Когда Бейль въезжал на площадь Вифлеемских младенцев, уже наступало утро. Рынок оживал. Деревенские экипажи десятками тянулись к площади; бородатые крестьяне сидели в овощных повозках, молочницы с большими кувшинами, веселые и щебечущие, как утренние птицы, обгоняли в двуколках тяжеловесные экипажи овощников. Кое-где открывались мастерские ремесленников, на извозчичьих дворах мыли дилижансы, фавориты и дамбланши[174], гремя окованными колесами, проезжали длинные повозки мясников, ноги и головы телят свисали с повозок, кровоточа на мостовую. Еще час – и начнет оживать Латинский квартал, просыпающийся двумя часами раньше других парижских кварталов. В восемь часов студенты Медицинской школы и Сорбонны сидят уже в аудиториях. Только важные, степенные чиновники королевства, с большими, тяжелыми папками, дымя трубками, с видом министров идут по бульварам и улицам в десять часов.
Бейль остановился около небольшого сада, отпустил извозчика, вынул карандаш и записную книжку и стал писать. Писание чередовалось с прогулкой. Пройдя триста – четыреста шагов, он поворачивался, бросал взгляд на окно между двух деревьев, возвращался и снова отходил.

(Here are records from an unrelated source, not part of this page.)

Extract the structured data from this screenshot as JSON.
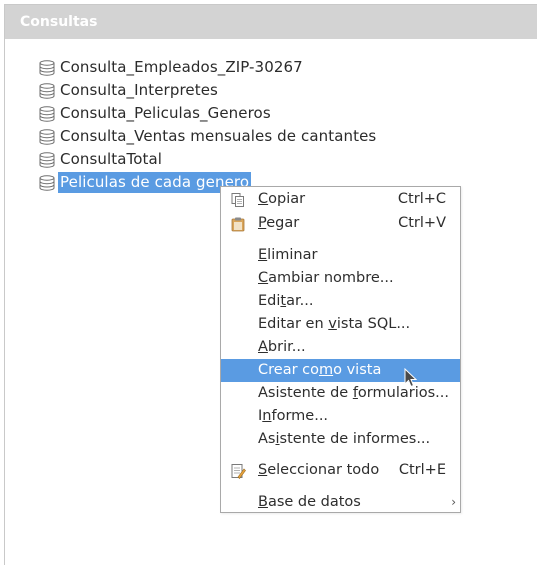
{
  "panel": {
    "title": "Consultas"
  },
  "tree": {
    "items": [
      {
        "label": "Consulta_Empleados_ZIP-30267",
        "icon": "database-icon"
      },
      {
        "label": "Consulta_Interpretes",
        "icon": "database-icon"
      },
      {
        "label": "Consulta_Peliculas_Generos",
        "icon": "database-icon"
      },
      {
        "label": "Consulta_Ventas mensuales de cantantes",
        "icon": "database-icon"
      },
      {
        "label": "ConsultaTotal",
        "icon": "database-icon"
      },
      {
        "label": "Peliculas de cada genero",
        "icon": "database-icon",
        "selected": true
      }
    ]
  },
  "context_menu": {
    "items": [
      {
        "label": "Copiar",
        "shortcut": "Ctrl+C",
        "icon": "copy-icon",
        "mnemonic": "C"
      },
      {
        "label": "Pegar",
        "shortcut": "Ctrl+V",
        "icon": "paste-icon",
        "mnemonic": "P"
      },
      {
        "label": "Eliminar",
        "mnemonic": "E"
      },
      {
        "label": "Cambiar nombre...",
        "mnemonic": "C"
      },
      {
        "label": "Editar...",
        "mnemonic": "t"
      },
      {
        "label": "Editar en vista SQL...",
        "mnemonic": "v"
      },
      {
        "label": "Abrir...",
        "mnemonic": "A"
      },
      {
        "label": "Crear como vista",
        "mnemonic": "m",
        "highlighted": true
      },
      {
        "label": "Asistente de formularios...",
        "mnemonic": "f"
      },
      {
        "label": "Informe...",
        "mnemonic": "n"
      },
      {
        "label": "Asistente de informes...",
        "mnemonic": "i"
      },
      {
        "label": "Seleccionar todo",
        "shortcut": "Ctrl+E",
        "icon": "select-all-icon",
        "mnemonic": "S"
      },
      {
        "label": "Base de datos",
        "submenu": true,
        "mnemonic": "B"
      }
    ]
  },
  "colors": {
    "selection": "#5a9be2",
    "header_bg": "#d3d3d3"
  }
}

Так прошло несколько часов, пока, наконец, штора не открылась. Бейль снял шляпу и поклонился широким жестом, растягивая свое приветствие, чтобы оно было замечено. Фигура, появившаяся в окне, не выказала большого удивления, но покачала головой. Через четверть часа дама в белом платье, в широкой шляпе, с длинным зонтиком вышла из подъезда. Улыбаясь, она протянула руку Бейлю с веселостью и непринужденностью, говорившей о спокойном уме и полной свободе обращения.
– Вы опять хотите сделать занимательной мою утреннюю прогулку, – сказала она. – Благодарю. Но у вас такой усталый вид, как будто вы не спали ночь. Что с вами, друг мой?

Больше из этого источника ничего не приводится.